Publication: How to publish your DataLad datasets

Tutorial: Research Data Management with DataLad

Author

Published

May 8, 2026

Note

Unlike the Tutorial, this chapter does not provide a notebook. Publishing a DataLad dataset requires credentials (such as SSH keys or app passwords) and access to remote services that are specific to your local setup. These steps must be run locally and cannot be executed in a cloud environment like Google Colab.

Nextcloud

Introduction

Nextcloud is a self-hosted, open-source cloud storage and collaboration platform. It provides a WebDAV interface, which DataLad can use to publish datasets — including their annexed file contents — without requiring any additional external hosting service. This makes Nextcloud a convenient option for institutions that already operate their own Nextcloud instance, such as many universities.

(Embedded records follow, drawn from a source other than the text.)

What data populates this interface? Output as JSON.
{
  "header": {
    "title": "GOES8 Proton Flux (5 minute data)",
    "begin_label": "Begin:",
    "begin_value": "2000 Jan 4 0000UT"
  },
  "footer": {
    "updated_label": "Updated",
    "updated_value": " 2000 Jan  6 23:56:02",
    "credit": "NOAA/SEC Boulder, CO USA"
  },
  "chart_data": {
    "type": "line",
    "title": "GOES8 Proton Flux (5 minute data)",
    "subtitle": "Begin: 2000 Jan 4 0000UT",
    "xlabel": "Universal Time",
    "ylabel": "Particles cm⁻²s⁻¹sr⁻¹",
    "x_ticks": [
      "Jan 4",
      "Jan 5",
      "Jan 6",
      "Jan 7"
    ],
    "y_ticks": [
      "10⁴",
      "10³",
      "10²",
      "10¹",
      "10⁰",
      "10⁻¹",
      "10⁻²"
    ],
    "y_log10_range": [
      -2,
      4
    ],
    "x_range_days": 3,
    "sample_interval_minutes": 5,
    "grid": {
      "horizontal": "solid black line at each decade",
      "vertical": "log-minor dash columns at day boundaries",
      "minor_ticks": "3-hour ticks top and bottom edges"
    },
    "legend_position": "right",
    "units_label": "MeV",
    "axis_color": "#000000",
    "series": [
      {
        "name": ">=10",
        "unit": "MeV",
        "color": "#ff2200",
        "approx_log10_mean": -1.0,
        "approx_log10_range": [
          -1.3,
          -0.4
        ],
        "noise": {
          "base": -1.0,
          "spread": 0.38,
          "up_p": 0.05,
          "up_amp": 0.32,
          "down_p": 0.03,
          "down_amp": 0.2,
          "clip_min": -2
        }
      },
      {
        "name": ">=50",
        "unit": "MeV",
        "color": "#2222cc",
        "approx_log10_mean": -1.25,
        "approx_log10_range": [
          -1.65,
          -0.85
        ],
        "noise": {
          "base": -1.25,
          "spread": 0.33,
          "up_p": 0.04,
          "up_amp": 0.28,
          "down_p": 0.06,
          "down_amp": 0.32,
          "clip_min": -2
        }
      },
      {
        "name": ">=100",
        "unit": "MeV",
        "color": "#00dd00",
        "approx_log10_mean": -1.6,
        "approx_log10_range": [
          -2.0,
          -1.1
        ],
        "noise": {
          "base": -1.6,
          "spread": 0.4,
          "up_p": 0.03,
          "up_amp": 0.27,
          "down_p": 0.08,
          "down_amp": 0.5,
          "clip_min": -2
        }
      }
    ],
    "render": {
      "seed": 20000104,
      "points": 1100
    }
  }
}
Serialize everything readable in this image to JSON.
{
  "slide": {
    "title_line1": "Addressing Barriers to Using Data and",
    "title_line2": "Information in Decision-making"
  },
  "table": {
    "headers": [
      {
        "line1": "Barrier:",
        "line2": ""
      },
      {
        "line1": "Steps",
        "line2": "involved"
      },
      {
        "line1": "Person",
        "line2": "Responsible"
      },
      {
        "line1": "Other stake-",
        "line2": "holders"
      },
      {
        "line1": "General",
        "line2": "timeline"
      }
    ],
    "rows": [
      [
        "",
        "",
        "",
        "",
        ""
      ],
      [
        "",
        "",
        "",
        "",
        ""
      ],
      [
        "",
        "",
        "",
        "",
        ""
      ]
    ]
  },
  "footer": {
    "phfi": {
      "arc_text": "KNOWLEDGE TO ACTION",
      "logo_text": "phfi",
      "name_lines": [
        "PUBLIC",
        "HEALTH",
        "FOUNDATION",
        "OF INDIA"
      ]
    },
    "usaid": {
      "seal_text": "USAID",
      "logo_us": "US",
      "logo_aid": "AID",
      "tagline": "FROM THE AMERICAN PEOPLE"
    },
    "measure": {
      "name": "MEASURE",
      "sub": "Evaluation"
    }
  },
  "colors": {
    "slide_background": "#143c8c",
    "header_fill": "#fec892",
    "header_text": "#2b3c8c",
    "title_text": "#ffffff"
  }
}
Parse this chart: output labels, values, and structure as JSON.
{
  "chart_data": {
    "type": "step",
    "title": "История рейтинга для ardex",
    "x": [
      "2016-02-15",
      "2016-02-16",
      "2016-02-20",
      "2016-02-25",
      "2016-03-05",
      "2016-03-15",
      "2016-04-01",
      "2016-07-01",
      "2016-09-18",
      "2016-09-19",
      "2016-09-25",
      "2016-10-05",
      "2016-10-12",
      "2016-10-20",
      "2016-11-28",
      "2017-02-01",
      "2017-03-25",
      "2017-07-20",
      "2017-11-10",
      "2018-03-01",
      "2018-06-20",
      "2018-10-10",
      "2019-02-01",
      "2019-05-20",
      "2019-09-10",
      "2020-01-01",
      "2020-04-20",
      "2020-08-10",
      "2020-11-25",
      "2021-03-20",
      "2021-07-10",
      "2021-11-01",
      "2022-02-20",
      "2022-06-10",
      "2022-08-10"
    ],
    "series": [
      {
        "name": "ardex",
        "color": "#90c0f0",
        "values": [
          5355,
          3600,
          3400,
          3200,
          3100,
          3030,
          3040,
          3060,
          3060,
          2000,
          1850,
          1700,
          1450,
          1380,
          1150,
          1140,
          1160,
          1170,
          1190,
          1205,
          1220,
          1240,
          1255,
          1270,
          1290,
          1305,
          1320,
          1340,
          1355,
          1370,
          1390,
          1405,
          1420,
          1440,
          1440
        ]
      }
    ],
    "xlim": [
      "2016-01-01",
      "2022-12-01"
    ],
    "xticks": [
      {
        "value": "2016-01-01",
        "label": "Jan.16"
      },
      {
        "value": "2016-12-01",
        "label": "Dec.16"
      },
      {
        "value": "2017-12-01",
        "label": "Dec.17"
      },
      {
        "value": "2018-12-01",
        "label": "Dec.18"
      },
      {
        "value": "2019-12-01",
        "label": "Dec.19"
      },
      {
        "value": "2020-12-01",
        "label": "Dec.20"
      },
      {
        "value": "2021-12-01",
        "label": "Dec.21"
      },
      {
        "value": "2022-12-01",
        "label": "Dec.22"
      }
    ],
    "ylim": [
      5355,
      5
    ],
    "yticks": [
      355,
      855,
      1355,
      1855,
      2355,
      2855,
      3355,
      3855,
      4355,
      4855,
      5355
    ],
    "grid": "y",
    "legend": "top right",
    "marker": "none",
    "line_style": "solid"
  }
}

Publishing a DataLad dataset to Nextcloud uses the datalad-next extension, which adds the datalad create-sibling-webdav command. Unlike GIN, Nextcloud does not natively understand git or git-annex, so DataLad uses a special export-tree layout to store both the dataset metadata and its file contents on the WebDAV share.

Prerequisites

In order to use Nextcloud for hosting and sharing your datasets, you need to:

Have an existing DataLad dataset (see the Tutorial for instructions on creating one).
Have access to a Nextcloud instance (either self-hosted or provided by your institution).
Have datalad-next installed, which provides the datalad create-sibling-webdav command.
Create an App Password on Nextcloud to authenticate DataLad (see below — using your regular Nextcloud password is not recommended).

Create an App Password

App passwords allow external applications to access your Nextcloud account without using your main password. This is more secure and lets you revoke access at any time without changing your account password.

Log in to your Nextcloud instance in a web browser.
Click your profile icon in the top right and select Settings.
Click Security on the left menu.
Scroll down to the Devices & sessions section.
In the “App name” field, enter a name to identify the device (e.g., “My Work Laptop”).
Click Create new app password.
Copy the generated password immediately and save it in a password manager — it will not be shown again.

Publishing your dataset to Nextcloud

Here we describe how to publish your dataset to a Nextcloud instance using datalad create-sibling-webdav. Replace the URL below with the WebDAV URL of your own Nextcloud instance and adjust the path to the desired folder name for your dataset.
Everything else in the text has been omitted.